Wesley and Church Discipline

Les Longden

Les Longden

By Les Longden –

John  Wesley had a “boot camp” style of small group life. The rigor and strictness of his standards for the Methodist societies make it clear that contemporary Methodist congregations look much more like the Anglican church that Methodism was trying to reform. A look at how Wesley exercised “discipline” will cause us even more discomfort.

Wesley both taught and practiced church discipline. His teaching was based on Scripture and early church practice. He preached many times on Matthew 18 (The Cure of Evil-Speaking), which contains a three-step process for exercising rebuke and restoration within the fellowship of the congregation. Wesley regarded Christ’s words in this text as a “plain command of God. Christ does here as expressly command all Christians, who see a brother do evil, to take this way, not another, and to take these steps in this order, as he does to honor their father and mother.”

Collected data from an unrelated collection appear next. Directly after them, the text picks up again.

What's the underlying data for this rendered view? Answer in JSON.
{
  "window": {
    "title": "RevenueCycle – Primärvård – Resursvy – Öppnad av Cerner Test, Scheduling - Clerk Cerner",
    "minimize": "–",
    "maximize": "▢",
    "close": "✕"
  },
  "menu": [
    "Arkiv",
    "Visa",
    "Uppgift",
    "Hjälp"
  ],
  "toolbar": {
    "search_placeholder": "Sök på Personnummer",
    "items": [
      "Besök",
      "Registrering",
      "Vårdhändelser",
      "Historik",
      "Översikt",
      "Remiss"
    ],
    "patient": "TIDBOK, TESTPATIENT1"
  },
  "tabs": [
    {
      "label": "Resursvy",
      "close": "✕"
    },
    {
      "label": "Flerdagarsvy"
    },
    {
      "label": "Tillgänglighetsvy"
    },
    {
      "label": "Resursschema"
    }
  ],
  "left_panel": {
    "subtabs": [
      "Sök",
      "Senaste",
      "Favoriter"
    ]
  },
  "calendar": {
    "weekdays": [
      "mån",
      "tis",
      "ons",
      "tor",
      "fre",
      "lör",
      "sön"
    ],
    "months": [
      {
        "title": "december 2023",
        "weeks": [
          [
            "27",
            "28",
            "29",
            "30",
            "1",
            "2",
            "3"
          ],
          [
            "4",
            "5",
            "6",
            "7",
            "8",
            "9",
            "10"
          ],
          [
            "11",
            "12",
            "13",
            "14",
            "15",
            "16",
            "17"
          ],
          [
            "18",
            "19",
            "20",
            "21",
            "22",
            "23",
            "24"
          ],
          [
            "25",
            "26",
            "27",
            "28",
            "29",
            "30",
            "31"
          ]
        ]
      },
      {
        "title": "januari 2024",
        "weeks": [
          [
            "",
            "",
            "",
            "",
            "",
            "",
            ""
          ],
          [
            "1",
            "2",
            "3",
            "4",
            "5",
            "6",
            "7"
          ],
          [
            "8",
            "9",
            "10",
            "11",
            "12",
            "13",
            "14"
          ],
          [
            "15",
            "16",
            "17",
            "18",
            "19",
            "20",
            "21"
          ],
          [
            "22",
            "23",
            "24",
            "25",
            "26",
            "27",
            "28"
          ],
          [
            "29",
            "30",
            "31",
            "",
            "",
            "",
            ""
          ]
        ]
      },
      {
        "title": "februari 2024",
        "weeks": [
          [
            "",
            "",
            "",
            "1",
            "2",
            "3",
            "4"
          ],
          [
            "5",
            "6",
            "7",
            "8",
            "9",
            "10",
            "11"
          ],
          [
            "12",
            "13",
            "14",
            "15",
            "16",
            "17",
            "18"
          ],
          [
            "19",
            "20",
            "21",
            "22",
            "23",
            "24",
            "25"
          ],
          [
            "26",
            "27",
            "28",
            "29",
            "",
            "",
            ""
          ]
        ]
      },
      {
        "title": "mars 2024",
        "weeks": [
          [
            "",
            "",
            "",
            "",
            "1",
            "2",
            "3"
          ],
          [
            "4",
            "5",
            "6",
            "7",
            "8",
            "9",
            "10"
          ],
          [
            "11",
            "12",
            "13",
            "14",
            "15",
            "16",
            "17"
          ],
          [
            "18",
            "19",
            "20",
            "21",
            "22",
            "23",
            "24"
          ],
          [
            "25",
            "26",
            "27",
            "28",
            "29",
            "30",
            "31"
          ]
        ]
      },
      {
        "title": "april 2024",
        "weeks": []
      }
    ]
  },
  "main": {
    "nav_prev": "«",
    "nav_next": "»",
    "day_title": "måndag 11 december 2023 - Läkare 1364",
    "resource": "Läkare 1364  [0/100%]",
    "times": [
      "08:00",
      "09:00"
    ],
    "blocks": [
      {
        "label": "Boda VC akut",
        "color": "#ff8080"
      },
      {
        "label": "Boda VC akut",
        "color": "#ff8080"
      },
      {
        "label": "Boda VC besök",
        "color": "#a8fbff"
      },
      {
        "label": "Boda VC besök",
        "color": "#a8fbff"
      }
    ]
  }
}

He appealed to the practice of the early church in his famous sermon “On the Inefficacy of Christianity.” Wesley stated, “It was a common saying among the Christians in the primitive Church, ‘The soul and the body … the spirit and discipline make a Christian.’”

Wesley went on to argue that there could be no authentic Christianity without discipline, and identified this as the pressing problem of the churches of his day. “For where is Christian discipline? In what part of England (to go no further) is Christian discipline added to Christian doctrine? Now, wherever doctrine is preached, where there is no discipline, it cannot have its full effect upon the hearers.”

Our age, with its prioritizing of tolerance and inclusiveness, is bound to be scandalized by Wesley’s frequent practice of removing people from the Methodist societies. “Better forty members should be lost than our discipline lost. They are no Methodists that will bear no restraints,” he wrote to one of his assistants.

But Wesley was no drill sergeant or legalist. He carefully combined the practice of discipline with practices of prayer and loving humility toward those receiving the church’s correction. The Lord’s servant, says Wesley, must “avoid everything in look, gesture, word, and tone of voice that savors of pride or self-sufficiency.”

The early Methodist societies sang this doctrine of loving discipline in Charles Wesley’s hymns. See, for example, numbers 561 and 562 in The United Methodist Hymnal. John, himself, quoted one of Charles’ hymns in his sermon on Matthew 18: “Love can bow down the stubborn neck / The stone to flesh convert / Soften, and melt, and pierce, and break / An adamantine heart.”

Many scholars would argue that a key element of Methodism’s originating genius was its practice of corrective and loving church discipline. But it was always a struggle. Wesley had to continually argue for it in his own day. It was lost eventually in the practices of ever more respectable church membership. Those who wished to retain such practices tended to cling to them in unloving, reactionary, and legalistic ways, thus making it harder in our time to reclaim them, or even to remember when discipline was part of the loving power of Methodism.

Wesley ends his sermon with a remarkable claim: to end all “evil-speaking” of fellow Christians and to exercise the loving discipline of mutual correction — “By this chiefly would God convince the world, and prepare them also for his kingdom.” Thus, Wesley shows that the recovery of discipline is intimately connected to fulfilling the Church’s mission.

Leicester R. Longden is Associate Professor of Evangelism and Discipleship, Emeritus, and Director of United Methodist Studies at the University of Dubuque Theological Seminary. To learn more about Wesley’s practice of church discipline see Charles E. White, “John Wesley’s Use of Church Discipline” in Methodist History, vol. 29, January 1991. I am indebted to Dr. White for the Wesley quotes I have used in this column.

 

Comments

  1. “Better forty members should be lost than our discipline lost. They are no Methodists that will bear no restraints,”

    We have lost discipline, and we lose thousands of members every year. Our lack of discipline and accountability, in doctrine and in practice–in the name of political correctness–is destroying us. We truly need to practice church discipline according to Jesus’ words in Mt 18:15-18, and I believe Wesley’s small groups are key,.